In February 1947, the 4th Political Conference was held in Shanghai, which said: "The reactionary elements within the Kuomintang betrayed the revolution in 1927, established a reactionary rule, and after the victory of the War of Resistance Against Japan, colluded with US imperialism to launch an unprecedented civil war. The conference further called on the patriotic and democratic forces within the Kuomintang to unite and form a vital force to strive for peace and democracy, and to form a democratic united front with the workers and peasants. The conference demanded that the democratic faction of the Kuomintang should participate in future political consultations." On 1 January 1948, together with the Kuomintang Democratic Promotion Association and other democratic representatives of the Kuomintang, the party initiated the organization of the Revolutionary Committee of the Chinese Kuomintang in Hong Kong, and continued the independent activities of the Association. On May 5, 1948, he sent a joint telegram with representatives of other democratic parties and non-partisan individuals, supporting the Chinese Communist Party's call to convene a new Political Consultative Conference and establish a coalition government.
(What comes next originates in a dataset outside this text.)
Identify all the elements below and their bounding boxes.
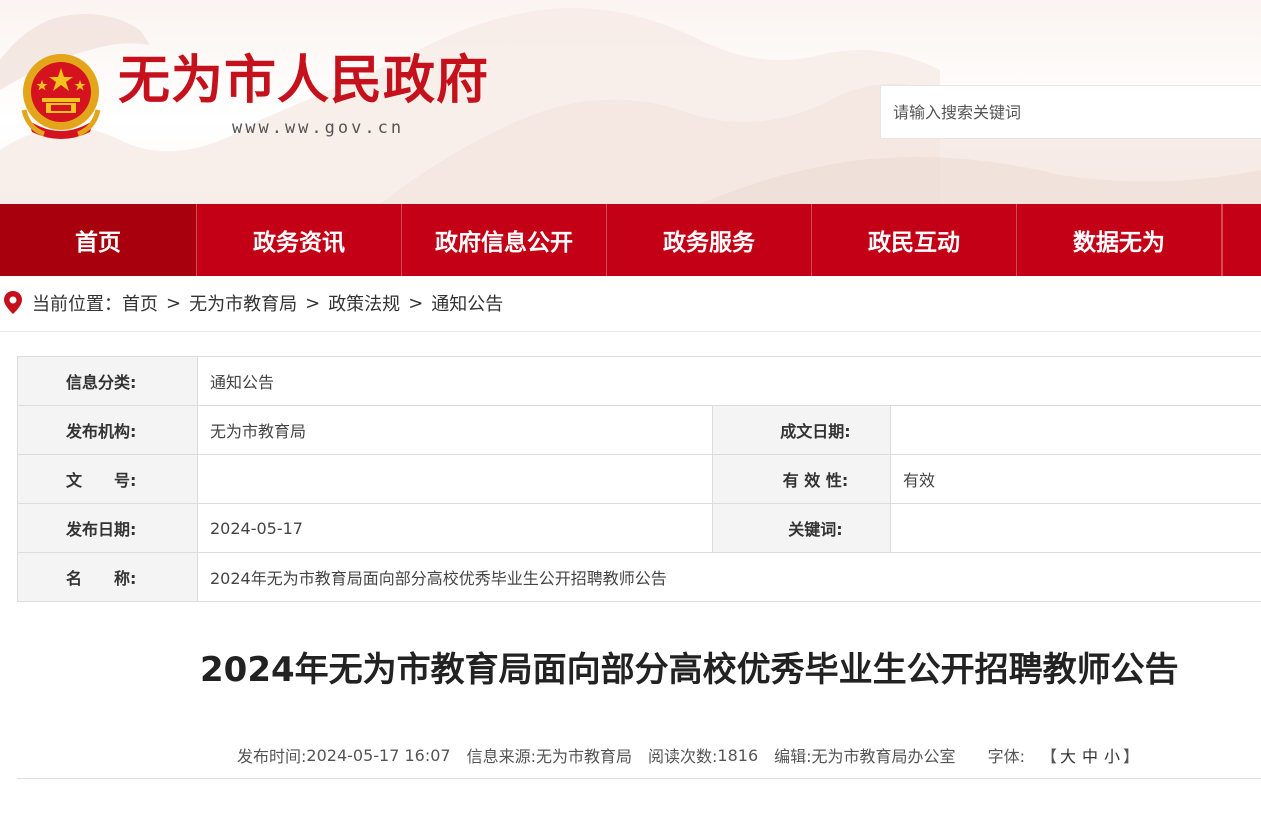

In January 1949, the Association announced its acceptance of the leadership of the CCP to continue its revolutionary activities. On September 21 of the same year, it sent representatives to the first plenary session of the Chinese People's Political Consultative Conference to participate in the formulation of the Common Program and the election of the Central People's Government. Its key members included Tan Pingshan, Liu Yazi, Wang Kunlun, Chen Mingshu, Guo Chuntao, Yang Jie, Zhu Yunshan, Xu Baoju, Yu Zhenying, and Ma Yinchu . It founded publications such as Minlian (People's League) and Minchao (People's Tide). The establishment of the Association laid a foundation for the unification of political parties in China, excluding the Kuomintang. In November 1949, the anti-Chiang faction of the Kuomintang held its second representative conference, deciding to unify the Revolutionary Committee of the Chinese Kuomintang, the Three Principles of the People Comrades Association, and the Kuomintang Democratic Promotion Association into one organization—the Revolutionary Committee of the Chinese Kuomintang. The Association simultaneously announced its dissolution.

== Ideology ==
The core ideology of the party was the Three Principles of the People, advocating that the Kuomintang should immediately and automatically end its one-party rule, that all democratic parties should be equal, and that a unified democratic coalition government should be established; that a planned economy based on the principle of people's livelihood should be implemented, that private capital should be controlled, that state capital should be developed, and that land ownership should be equalized; that basic freedoms of the people should be guaranteed; and that the army should be nationalized.